I'm parsing a date column that contains irregular date formats that wouldn't be interpreted by pandas'. Dates include different languages for days, months, and years as well as varying formats. The date entries often include timestamps as well. (Bonus: Would separating them by string/regex with lambda/loops be the fastest method?) What's the best option and workflow to tackle these several tens of thousands of date entries?
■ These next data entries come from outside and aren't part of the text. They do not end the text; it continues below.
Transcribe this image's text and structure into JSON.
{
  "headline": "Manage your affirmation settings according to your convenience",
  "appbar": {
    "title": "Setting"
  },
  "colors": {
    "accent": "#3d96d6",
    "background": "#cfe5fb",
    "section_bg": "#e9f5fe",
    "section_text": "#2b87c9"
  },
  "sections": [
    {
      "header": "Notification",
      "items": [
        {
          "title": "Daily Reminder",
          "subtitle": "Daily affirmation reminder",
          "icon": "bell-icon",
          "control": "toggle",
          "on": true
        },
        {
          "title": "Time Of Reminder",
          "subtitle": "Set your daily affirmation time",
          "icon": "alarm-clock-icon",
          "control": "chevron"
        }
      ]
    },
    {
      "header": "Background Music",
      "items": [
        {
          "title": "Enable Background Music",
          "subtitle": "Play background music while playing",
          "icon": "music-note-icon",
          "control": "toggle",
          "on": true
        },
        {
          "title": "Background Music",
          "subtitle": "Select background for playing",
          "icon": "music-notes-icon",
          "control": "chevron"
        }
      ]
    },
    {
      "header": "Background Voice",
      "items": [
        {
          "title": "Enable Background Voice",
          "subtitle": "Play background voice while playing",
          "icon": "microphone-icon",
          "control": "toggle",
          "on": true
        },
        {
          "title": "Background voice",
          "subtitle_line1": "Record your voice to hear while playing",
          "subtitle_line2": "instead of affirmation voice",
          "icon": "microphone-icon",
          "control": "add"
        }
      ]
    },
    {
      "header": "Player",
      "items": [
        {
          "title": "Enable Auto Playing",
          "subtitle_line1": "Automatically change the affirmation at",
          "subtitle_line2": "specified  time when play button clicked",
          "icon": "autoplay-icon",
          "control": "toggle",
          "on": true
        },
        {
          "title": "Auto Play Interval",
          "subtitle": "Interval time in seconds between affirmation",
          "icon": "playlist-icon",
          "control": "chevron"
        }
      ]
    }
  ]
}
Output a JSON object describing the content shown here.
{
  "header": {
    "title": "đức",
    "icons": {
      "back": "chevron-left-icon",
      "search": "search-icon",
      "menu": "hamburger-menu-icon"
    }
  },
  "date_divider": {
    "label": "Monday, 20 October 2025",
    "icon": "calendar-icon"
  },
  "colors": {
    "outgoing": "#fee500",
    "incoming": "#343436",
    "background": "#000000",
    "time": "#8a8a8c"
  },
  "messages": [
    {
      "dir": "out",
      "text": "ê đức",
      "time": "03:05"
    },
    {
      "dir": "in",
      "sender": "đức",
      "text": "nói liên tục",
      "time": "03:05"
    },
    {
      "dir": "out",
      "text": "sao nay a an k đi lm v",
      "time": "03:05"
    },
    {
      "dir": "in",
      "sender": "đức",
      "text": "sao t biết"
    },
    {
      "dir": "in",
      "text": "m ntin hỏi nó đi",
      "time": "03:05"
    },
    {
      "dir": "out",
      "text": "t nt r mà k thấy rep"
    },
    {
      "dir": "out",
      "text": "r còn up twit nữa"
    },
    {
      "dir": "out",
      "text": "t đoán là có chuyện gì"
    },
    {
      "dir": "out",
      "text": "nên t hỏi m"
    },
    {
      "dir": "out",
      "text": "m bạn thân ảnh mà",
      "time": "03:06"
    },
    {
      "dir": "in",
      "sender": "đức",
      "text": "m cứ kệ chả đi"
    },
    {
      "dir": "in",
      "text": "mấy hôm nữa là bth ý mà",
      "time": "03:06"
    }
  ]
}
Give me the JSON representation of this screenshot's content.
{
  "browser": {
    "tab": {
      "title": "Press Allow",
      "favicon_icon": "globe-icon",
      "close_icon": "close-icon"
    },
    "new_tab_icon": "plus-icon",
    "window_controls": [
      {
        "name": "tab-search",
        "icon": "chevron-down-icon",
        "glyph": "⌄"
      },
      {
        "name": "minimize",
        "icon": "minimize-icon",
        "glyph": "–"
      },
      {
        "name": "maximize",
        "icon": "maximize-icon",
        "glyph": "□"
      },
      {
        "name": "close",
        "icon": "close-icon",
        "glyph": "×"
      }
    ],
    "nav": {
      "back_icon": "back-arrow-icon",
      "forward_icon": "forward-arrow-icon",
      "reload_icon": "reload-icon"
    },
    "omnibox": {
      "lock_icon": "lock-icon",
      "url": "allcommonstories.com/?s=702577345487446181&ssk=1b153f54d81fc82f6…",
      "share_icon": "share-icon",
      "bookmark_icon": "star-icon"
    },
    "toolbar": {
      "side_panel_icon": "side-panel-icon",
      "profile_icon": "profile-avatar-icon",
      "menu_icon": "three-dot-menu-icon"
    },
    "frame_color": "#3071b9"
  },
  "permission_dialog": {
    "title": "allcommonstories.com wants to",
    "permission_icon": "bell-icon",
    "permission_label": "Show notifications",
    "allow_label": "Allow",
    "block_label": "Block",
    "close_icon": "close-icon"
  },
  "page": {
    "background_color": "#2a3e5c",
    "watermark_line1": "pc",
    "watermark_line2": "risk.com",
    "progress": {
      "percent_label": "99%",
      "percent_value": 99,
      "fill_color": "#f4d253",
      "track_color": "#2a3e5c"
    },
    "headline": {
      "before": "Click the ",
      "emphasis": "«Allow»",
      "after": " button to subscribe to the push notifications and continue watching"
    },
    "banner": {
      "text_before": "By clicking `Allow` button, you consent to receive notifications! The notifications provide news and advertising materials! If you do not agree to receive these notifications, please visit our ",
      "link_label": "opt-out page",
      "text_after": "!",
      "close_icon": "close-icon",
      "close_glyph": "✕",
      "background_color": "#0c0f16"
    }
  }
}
The entries unknown to pandas
and dateutil.parser
.
Examples include:
19.8.2017, 21:23:32
31/05/2015 19:41:56
Saturday, 18. May
11 - 15 July 2001
2019/4/28 下午6:29:28
1 JuneMay 2000
19 aprile 2008 21:16:37 GMT+02:00
Samstag, 15. Mai 2010 20:55:10
So 23 Jun 2007 23:45 CEST
28 August 1998
30 June 2001
1 Ноябрь 2008 г. 18:46:59
Sat Jun 18 2011 19:46:46 GMT+0200 (Romance Daylight Time)
May-28-11 6:56:08 PM
Sat Jun 26 2010 21:55:54 GMT+0200 (West-Europa (zomertijd))
lunedì 5 maggio 2008 9.30.33
"ValueError: ('Unknown string format:', '1 JuneMay 2000')"
I realize this may be a cumbersome and undesirable task. Luckily the dates are currently nonessential to my project so they may be left alone, but a solution would be favorable. Any and all replies are appreciated, thank you.